Pesquisas divulgadas ontem pelo Ministério da Justiça comprovaram com dados científicos o que a sociedade já desconfiava. A segurança pública do País sofre de “grave problema de gestão” e é aplicada na base da tentativa e erro em muitos Estados, segundo avaliou o ministro José Eduardo Cardozo. “O empirismo da falta de informações precisas resulta em ações malsucedidas e desperdício de dinheiro público. Historicamente, gasta-se mal o pouco dinheiro que se tem”, afirmou.

As pesquisas, realizadas em 2012, com dados de 2011, revelam profunda disparidade na estruturação da segurança dos Estados, nas condições de trabalho e nas ações de enfrentamento ao crime. A mais emblemáticas delas – Perfil das Instituições de Segurança Pública – mostra que mais da metade das delegacias do País não realiza ações integradas com as Polícias Militares, contrariando uma norma definida em lei há mais de cinco anos. As condições de atuação policial também são distintas e em 16 Estados há mais homens do que armas na PM, a instituição mais fragilizada entre as pesquisadas.

A PM de São Paulo, maior e mais bem equipada do País, tem 85 mil policiais e 136,2 mil armas. Na maior parte das unidades da Federação, porém, ocorre o contrário. No Rio Grande do Norte e no Amazonas, por exemplo, existe uma arma para cada dois policiais. Em Mato Grosso, há situação ainda pior: apenas 500 algemas para 6,9 mil policiais.

Em quatro Estados (Espírito Santo, Paraná, Distrito Federal e São Paulo), há mais coletes à prova de bala do que policiais. No outro extremo, nos Estados do Rio Grande do Norte, Rio de Janeiro, Piauí e Paraíba, há um colete para cada quatro policiais ou mais. São Paulo é também a unidade com maior número de bases de polícia comunitária (486), conceito que o ministério quer expandir por todo o País. No topo dos piores do ranking,

Já o Diagnóstico da Perícia Forense expõe a precariedade na maioria dos Estados da polícia técnica brasileira, unidade responsável pela qualidade da prova nos processos criminais. Em muitos deles, o Instituto Médico Legal (IML) fica exclusivamente na capital e há crônica carência de peritos no interior.

Há também 22 mil processos sem laudos e mais de 30 mil laudos de necropsia não concluídos. Em 14 Estados, mais de 8 mil armas apreendidas estão acauteladas em locais inadequados, com risco de muitas retornarem às ruas.

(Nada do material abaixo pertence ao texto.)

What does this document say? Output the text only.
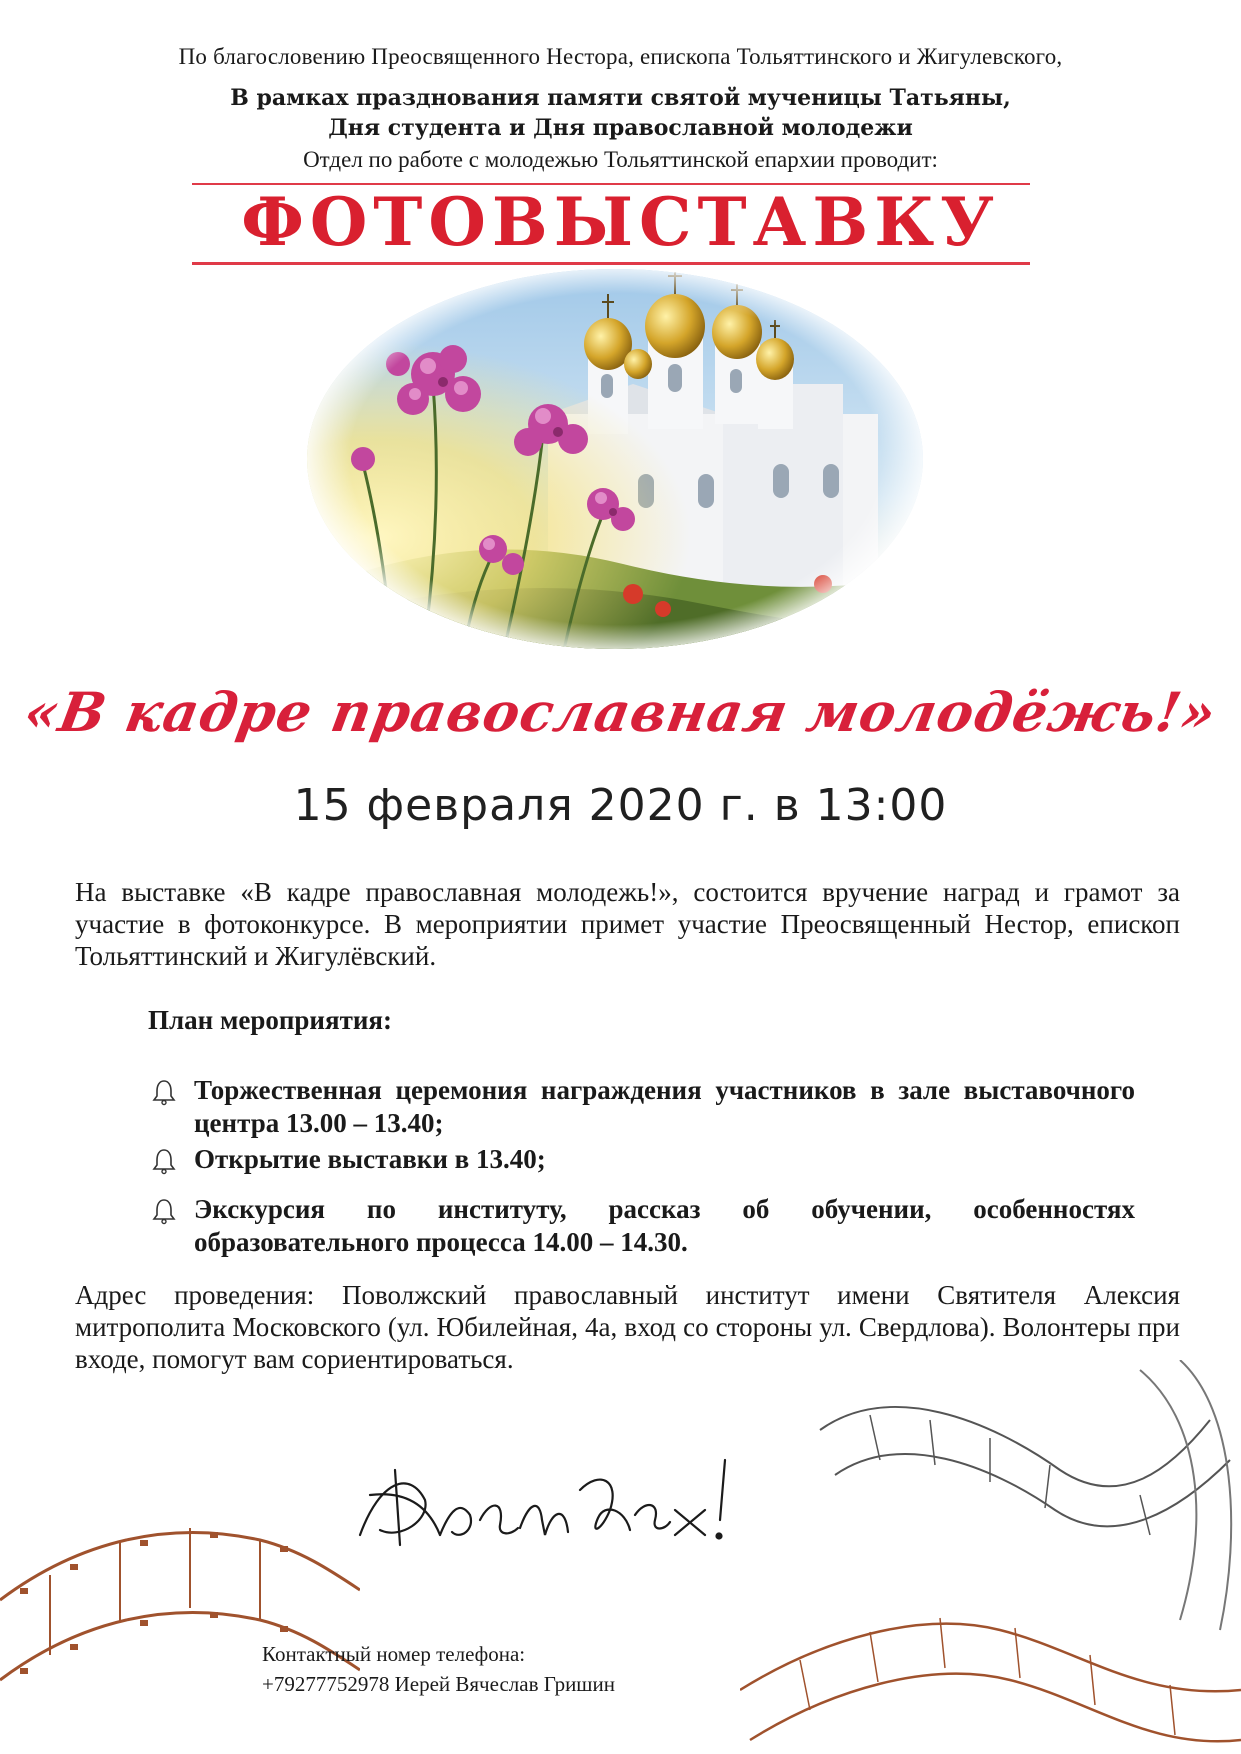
По благословению Преосвященного Нестора, епископа Тольяттинского и Жигулевского,
В рамках празднования памяти святой мученицы Татьяны,
Дня студента и Дня православной молодежи
Отдел по работе с молодежью Тольяттинской епархии проводит:
ФОТОВЫСТАВКУ
«В кадре православная молодёжь!»
15 февраля 2020 г. в 13:00
На выставке «В кадре православная молодежь!», состоится вручение наград и грамот за участие в фотоконкурсе. В мероприятии примет участие Преосвященный Нестор, епископ Тольяттинский и Жигулёвский.
План мероприятия:
Торжественная церемония награждения участников в зале выставочного центра 13.00 – 13.40;
Открытие выставки в 13.40;
Экскурсия по институту, рассказ об обучении, особенностях образовательного процесса 14.00 – 14.30.
Адрес проведения: Поволжский православный институт имени Святителя Алексия митрополита Московского (ул. Юбилейная, 4а, вход со стороны ул. Свердлова). Волонтеры при входе, помогут вам сориентироваться.
Контактный номер телефона:
+79277752978 Иерей Вячеслав Гришин
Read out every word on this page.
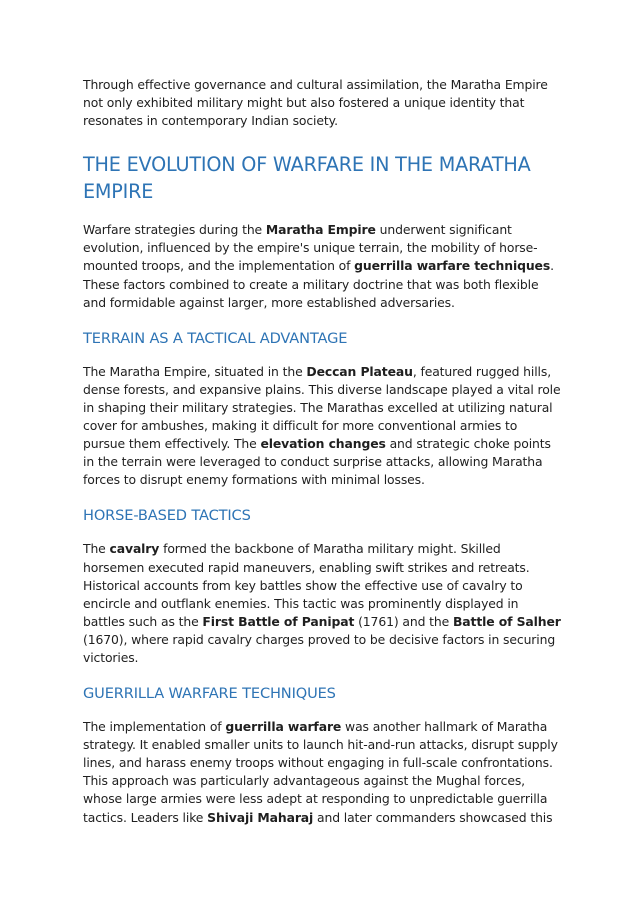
Through effective governance and cultural assimilation, the Maratha Empire not only exhibited military might but also fostered a unique identity that resonates in contemporary Indian society.

THE EVOLUTION OF WARFARE IN THE MARATHA EMPIRE

Warfare strategies during the Maratha Empire underwent significant evolution, influenced by the empire's unique terrain, the mobility of horse-mounted troops, and the implementation of guerrilla warfare techniques. These factors combined to create a military doctrine that was both flexible and formidable against larger, more established adversaries.

TERRAIN AS A TACTICAL ADVANTAGE

The Maratha Empire, situated in the Deccan Plateau, featured rugged hills, dense forests, and expansive plains. This diverse landscape played a vital role in shaping their military strategies. The Marathas excelled at utilizing natural cover for ambushes, making it difficult for more conventional armies to pursue them effectively. The elevation changes and strategic choke points in the terrain were leveraged to conduct surprise attacks, allowing Maratha forces to disrupt enemy formations with minimal losses.

HORSE-BASED TACTICS

The cavalry formed the backbone of Maratha military might. Skilled horsemen executed rapid maneuvers, enabling swift strikes and retreats. Historical accounts from key battles show the effective use of cavalry to encircle and outflank enemies. This tactic was prominently displayed in battles such as the First Battle of Panipat (1761) and the Battle of Salher (1670), where rapid cavalry charges proved to be decisive factors in securing victories.

GUERRILLA WARFARE TECHNIQUES

The implementation of guerrilla warfare was another hallmark of Maratha strategy. It enabled smaller units to launch hit-and-run attacks, disrupt supply lines, and harass enemy troops without engaging in full-scale confrontations. This approach was particularly advantageous against the Mughal forces, whose large armies were less adept at responding to unpredictable guerrilla tactics. Leaders like Shivaji Maharaj and later commanders showcased this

Sem verba. Os estudos, divulgados pela primeira vez em conjunto, fazem parte do Sistema Nacional de Estatísticas em Segurança Pública e Justiça Criminal (Sinesp). O objetivo, segundo o ministro, é orientar a formulação de políticas públicas mais eficientes a partir de informações sobre criminalidade, efetivo, equipamentos e outros diagnósticos pedidos aos Estados. Quem não preencher corretamente as informações do Sinesp será punido com a suspensão dos repasses de recursos federais, que somam mais de R$ 600 milhões ao ano.